With an election call expected any day, the Green Party of Canada got a major boost this week – in New Brunswick, of all places – though it quickly turned rather ugly.
election

With an election call expected any day, the Green Party of Canada got a major boost this week – in New Brunswick, of all places – though it quickly turned rather ugly.

On Tuesday, media outlets reported that 14 former provincial NDP candidates and the party’s executive member for Atlantic Canada had defected to the Greens. A declaration of support, released that day at a press conference in Moncton, contrasted Green Leader Elizabeth May’s visibility in the province to NDP Leader Jagmeet Singh’s total absence since winning the leadership in 2017, and encouraged all New Democrats, New Brunswickers and Canadians to vote Green on Oct. 21.

It seemed like a major coup for the Greens, and like their spring byelection win in Nanaimo-Ladysmith, the breakthrough came at the expense of the NDP. While the New Democrats appear to be on the downslide, the Greens have been rising on the strength of electoral successes at the provincial level, Ms.

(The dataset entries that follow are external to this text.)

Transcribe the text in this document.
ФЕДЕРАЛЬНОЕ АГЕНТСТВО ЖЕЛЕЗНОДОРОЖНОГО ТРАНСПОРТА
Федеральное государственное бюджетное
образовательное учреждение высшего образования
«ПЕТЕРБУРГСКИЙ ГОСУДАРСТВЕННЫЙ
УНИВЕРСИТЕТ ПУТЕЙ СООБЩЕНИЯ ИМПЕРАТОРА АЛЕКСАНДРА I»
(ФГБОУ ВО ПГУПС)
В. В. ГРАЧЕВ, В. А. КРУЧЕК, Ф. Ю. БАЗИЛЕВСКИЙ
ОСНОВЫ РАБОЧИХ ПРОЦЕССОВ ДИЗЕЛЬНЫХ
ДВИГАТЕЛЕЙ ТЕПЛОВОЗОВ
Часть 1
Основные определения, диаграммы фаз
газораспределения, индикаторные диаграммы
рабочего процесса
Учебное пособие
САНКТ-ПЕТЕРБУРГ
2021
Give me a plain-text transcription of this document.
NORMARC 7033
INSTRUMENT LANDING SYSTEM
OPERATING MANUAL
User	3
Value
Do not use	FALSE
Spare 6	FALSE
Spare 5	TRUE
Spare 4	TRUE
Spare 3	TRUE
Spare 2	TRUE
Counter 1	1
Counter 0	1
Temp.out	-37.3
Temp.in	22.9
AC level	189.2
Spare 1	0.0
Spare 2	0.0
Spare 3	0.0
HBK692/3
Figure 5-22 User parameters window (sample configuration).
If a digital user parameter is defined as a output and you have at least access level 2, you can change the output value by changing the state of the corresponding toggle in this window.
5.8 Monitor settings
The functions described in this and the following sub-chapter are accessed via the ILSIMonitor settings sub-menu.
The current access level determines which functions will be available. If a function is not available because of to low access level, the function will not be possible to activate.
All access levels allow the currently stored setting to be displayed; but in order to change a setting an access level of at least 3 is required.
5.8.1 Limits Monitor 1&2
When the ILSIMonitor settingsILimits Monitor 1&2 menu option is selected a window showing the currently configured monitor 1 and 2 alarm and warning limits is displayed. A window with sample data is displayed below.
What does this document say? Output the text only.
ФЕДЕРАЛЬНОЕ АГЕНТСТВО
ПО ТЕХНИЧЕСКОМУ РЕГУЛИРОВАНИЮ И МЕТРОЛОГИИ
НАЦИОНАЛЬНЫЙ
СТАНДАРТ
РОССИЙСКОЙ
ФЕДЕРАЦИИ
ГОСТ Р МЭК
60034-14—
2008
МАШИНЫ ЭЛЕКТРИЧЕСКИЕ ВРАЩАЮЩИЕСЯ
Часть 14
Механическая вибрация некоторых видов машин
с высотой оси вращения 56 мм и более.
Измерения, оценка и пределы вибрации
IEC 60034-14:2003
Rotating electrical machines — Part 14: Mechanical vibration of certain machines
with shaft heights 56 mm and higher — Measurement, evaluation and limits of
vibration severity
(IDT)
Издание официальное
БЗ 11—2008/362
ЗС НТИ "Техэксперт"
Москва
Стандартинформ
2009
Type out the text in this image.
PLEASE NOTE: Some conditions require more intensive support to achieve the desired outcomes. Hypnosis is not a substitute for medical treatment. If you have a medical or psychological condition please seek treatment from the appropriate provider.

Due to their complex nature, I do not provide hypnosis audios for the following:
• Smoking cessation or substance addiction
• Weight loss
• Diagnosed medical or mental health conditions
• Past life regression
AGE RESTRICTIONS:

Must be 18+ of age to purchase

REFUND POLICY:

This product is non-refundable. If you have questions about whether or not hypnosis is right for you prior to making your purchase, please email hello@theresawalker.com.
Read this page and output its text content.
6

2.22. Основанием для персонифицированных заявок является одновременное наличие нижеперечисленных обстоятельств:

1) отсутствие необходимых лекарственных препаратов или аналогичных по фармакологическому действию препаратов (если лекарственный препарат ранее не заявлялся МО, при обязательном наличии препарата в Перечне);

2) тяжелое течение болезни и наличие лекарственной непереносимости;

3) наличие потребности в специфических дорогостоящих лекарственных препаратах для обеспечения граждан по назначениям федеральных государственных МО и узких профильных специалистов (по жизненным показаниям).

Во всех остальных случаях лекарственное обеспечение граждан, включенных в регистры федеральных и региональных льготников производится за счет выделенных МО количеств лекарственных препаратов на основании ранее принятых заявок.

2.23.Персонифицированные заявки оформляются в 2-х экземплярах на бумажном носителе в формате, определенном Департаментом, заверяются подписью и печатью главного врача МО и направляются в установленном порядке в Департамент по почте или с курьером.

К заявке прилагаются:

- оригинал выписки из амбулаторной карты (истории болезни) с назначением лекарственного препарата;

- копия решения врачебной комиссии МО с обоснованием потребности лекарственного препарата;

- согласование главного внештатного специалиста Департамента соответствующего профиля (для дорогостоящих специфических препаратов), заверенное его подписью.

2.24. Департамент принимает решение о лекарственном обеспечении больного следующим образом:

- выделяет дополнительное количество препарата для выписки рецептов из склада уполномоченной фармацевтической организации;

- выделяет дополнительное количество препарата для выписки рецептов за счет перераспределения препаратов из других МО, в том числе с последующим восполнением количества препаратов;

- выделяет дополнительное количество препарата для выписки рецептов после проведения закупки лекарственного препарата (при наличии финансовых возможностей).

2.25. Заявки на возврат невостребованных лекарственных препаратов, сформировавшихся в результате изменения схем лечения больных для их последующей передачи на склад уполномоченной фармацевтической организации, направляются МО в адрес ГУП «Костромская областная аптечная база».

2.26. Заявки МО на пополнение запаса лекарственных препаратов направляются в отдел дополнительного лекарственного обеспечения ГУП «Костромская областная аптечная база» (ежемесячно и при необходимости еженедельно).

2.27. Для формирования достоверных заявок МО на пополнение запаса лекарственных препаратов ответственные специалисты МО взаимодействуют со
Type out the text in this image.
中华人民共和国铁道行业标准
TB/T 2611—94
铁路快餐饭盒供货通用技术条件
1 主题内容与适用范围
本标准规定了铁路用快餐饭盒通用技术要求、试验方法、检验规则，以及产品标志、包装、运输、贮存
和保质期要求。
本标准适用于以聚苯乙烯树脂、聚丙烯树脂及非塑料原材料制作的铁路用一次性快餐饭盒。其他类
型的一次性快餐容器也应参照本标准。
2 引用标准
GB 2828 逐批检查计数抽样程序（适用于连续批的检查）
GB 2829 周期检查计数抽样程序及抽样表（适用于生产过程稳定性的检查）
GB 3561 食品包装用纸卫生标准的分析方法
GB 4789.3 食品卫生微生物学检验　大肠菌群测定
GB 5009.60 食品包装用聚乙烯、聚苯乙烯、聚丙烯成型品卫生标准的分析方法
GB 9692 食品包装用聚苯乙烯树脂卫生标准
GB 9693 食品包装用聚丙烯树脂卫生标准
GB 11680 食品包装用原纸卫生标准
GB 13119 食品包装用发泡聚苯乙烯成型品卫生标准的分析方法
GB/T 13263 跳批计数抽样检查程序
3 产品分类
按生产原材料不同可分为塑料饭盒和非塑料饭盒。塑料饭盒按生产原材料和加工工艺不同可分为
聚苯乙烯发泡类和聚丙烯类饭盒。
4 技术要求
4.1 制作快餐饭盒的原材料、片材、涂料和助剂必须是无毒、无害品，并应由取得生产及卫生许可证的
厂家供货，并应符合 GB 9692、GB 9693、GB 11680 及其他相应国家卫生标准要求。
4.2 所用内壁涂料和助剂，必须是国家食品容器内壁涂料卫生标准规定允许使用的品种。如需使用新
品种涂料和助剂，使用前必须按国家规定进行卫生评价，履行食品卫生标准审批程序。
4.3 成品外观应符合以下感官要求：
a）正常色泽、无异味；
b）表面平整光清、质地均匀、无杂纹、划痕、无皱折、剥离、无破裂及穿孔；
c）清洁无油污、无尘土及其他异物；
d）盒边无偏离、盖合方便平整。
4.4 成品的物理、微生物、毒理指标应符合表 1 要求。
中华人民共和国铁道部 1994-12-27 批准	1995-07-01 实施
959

May’s high trust quotient, and most of all, the public’s heightened sense of urgency about climate change.

Yet by Wednesday, coverage of the New Brunswick defections was focused almost solely on racism, the NDP were on the attack, the Greens were on the defensive, and CBC of course was all over it.

The sordid business started when one of the defectors, former NDP official Jonathan Richardson, said he had encountered racist attitudes toward Mr. Singh among some NDP members, especially on the Acadian Peninsula, where the rural population is quite homogeneous and apparently doesn’t get out very much. In a nutshell, Mr. Richardson said he believed Mr. Singh’s ethnicity was a factor in the party’s failure to secure any candidates in the province. He later clarified that he had never discussed the issue with any of the defecting candidates but by then assumptions about why they defected had already been made – or pretensions to that effect had been settled on – and the Twitter missiles were flying.

Mr. Richardson’s point was made awkwardly, but under interrogation on As It Happens, he explained it better. As the NDP’s eyes and ears on the ground in New Brunswick, he said he felt obligated to tell the party brass that diversity was a challenge in parts of his province and that Mr. Singh needed to spend some time there so that NDPers would feel more comfortable voting for him. But in Canada, diversity can never be a challenge, it must always be a strength. Or as Ms. May phrased it in a statement issued Wednesday: “Canada’s strength lies in its diversity.”

What else could she say? We’re about to enter an election campaign that could set new records for brazen attacks, unfounded claims, low blows and irrational appeals.

Put on your hard hat.

UPDATE: Since this editorial was published, the number of defections to the Greens has been revised downward, with five of the former candidates reportedly saying they remain loyal to the NDP.